Zhang used a model melt composition of Indarch to cook his own Mercury rocks in a high-pressure, high-temperature facility. The process was fairly simple: mix Indarch’s chemical ingredients together in a small glass vial, change the settings in the facility to match the conditions on Mercury, add in the chemicals and cook. 

“This process of cooking a rock can show us what happened chemically inside of Mercury,” Zhang said. “By using the temperature, pressure and chemical constraints derived from spacecraft observations and models, we recreate Mercurylike conditions to understand how magmas form and evolve there — even without direct samples from the planet.” 

What Zhang found is that sulfur lowers the temperature at which these reduced melted rocks begin to crystallize. That means sulfur-rich magmas on Mercury may stay molten at lower temperatures than similar magmas on Earth. The reason for this significantly decreased crystallization temperature, Zhang found, is because of Mercury’s unique chemical composition: low iron, high sulfur and the chemically reduced state. 

Sulfur is a promiscuous element — it likes to be bound to other elements, usually iron. Iron-rich planets like Mars and Earth have most of their sulfur bound to iron. Mercury’s low iron content, however, meant that its sulfur was looking for new binding partners. Specifically, it could bind to major rock-forming elements like magnesium and calcium. 

On Earth, these rock-forming elements would typically bind to oxygen, resulting in a stable structure called a silicate network made up of silicon, oxygen and rock-forming elements. When sulfur replaces oxygen, however, that network becomes weaker and crystalizes at a lower temperature. 

“As Indarch may represent Mercury’s proto-planet state,” Zhang said, “these experiments show that Mercury likely formed with sulfur occupying a structural position that on Earth belongs to oxygen.
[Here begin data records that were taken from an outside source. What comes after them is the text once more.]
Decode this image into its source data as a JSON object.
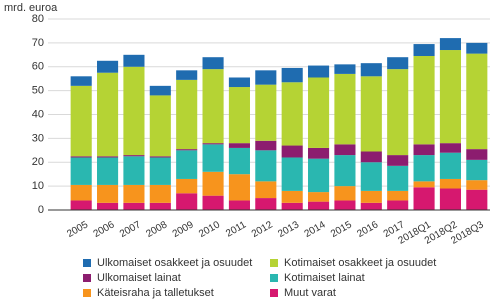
{
  "chart_data": {
    "type": "bar",
    "stacked": true,
    "y_label": "mrd. euroa",
    "categories": [
      "2005",
      "2006",
      "2007",
      "2008",
      "2009",
      "2010",
      "2011",
      "2012",
      "2013",
      "2014",
      "2015",
      "2016",
      "2017",
      "2018Q1",
      "2018Q2",
      "2018Q3"
    ],
    "series": [
      {
        "name": "Muut varat",
        "color": "#d6186f",
        "values": [
          4,
          3,
          3,
          3,
          7,
          6,
          4,
          5,
          3,
          3.5,
          4,
          3,
          4,
          9.5,
          9,
          8.5
        ]
      },
      {
        "name": "Käteisraha ja talletukset",
        "color": "#f7941d",
        "values": [
          6.5,
          7.5,
          7.5,
          7.5,
          6,
          10,
          11,
          7,
          5,
          4,
          6,
          5,
          4,
          2.5,
          4,
          4
        ]
      },
      {
        "name": "Kotimaiset lainat",
        "color": "#2ab7b0",
        "values": [
          11.5,
          11.5,
          12,
          11.5,
          12,
          11.5,
          11,
          13,
          14,
          14,
          13,
          12,
          10.5,
          11,
          11,
          8.5
        ]
      },
      {
        "name": "Ulkomaiset lainat",
        "color": "#8c1d6f",
        "values": [
          0.5,
          0.5,
          0.5,
          0.5,
          0.5,
          0.5,
          2,
          4,
          5,
          4.5,
          4.5,
          4.5,
          4.5,
          4.5,
          4,
          4.5
        ]
      },
      {
        "name": "Kotimaiset osakkeet ja osuudet",
        "color": "#b5d334",
        "values": [
          29.5,
          35,
          37,
          25.5,
          29,
          31,
          23.5,
          23.5,
          26.5,
          29.5,
          29.5,
          31.5,
          36,
          37,
          39,
          40
        ]
      },
      {
        "name": "Ulkomaiset osakkeet ja osuudet",
        "color": "#1f6cb0",
        "values": [
          4,
          5,
          5,
          4,
          4,
          5,
          4,
          6,
          6,
          5,
          4,
          5.5,
          5,
          5,
          5,
          4.5
        ]
      }
    ],
    "ylim": [
      0,
      80
    ],
    "yticks": [
      0,
      10,
      20,
      30,
      40,
      50,
      60,
      70,
      80
    ],
    "grid": true
  }
}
This fundamentally changes how the planet’s mantle solidified.” 

“This is a fascinating glimpse of how Mercury may have evolved as a planet to its unique current-day surface chemistry,” Dasgupta said. “More importantly, it provides a way for us to think about planets not based on how Earth was formed, but based on their own unique chemistry and magmatic processes under vastly different conditions. What water or carbon does to magmatic evolution of Earth, sulfur does on Mercury.”  

This work was supported by NASA grants (80NSSC18K0828 and 80NSSC24K0988) and by the Rice Space Institute Center for Planetary Origins to Habitability.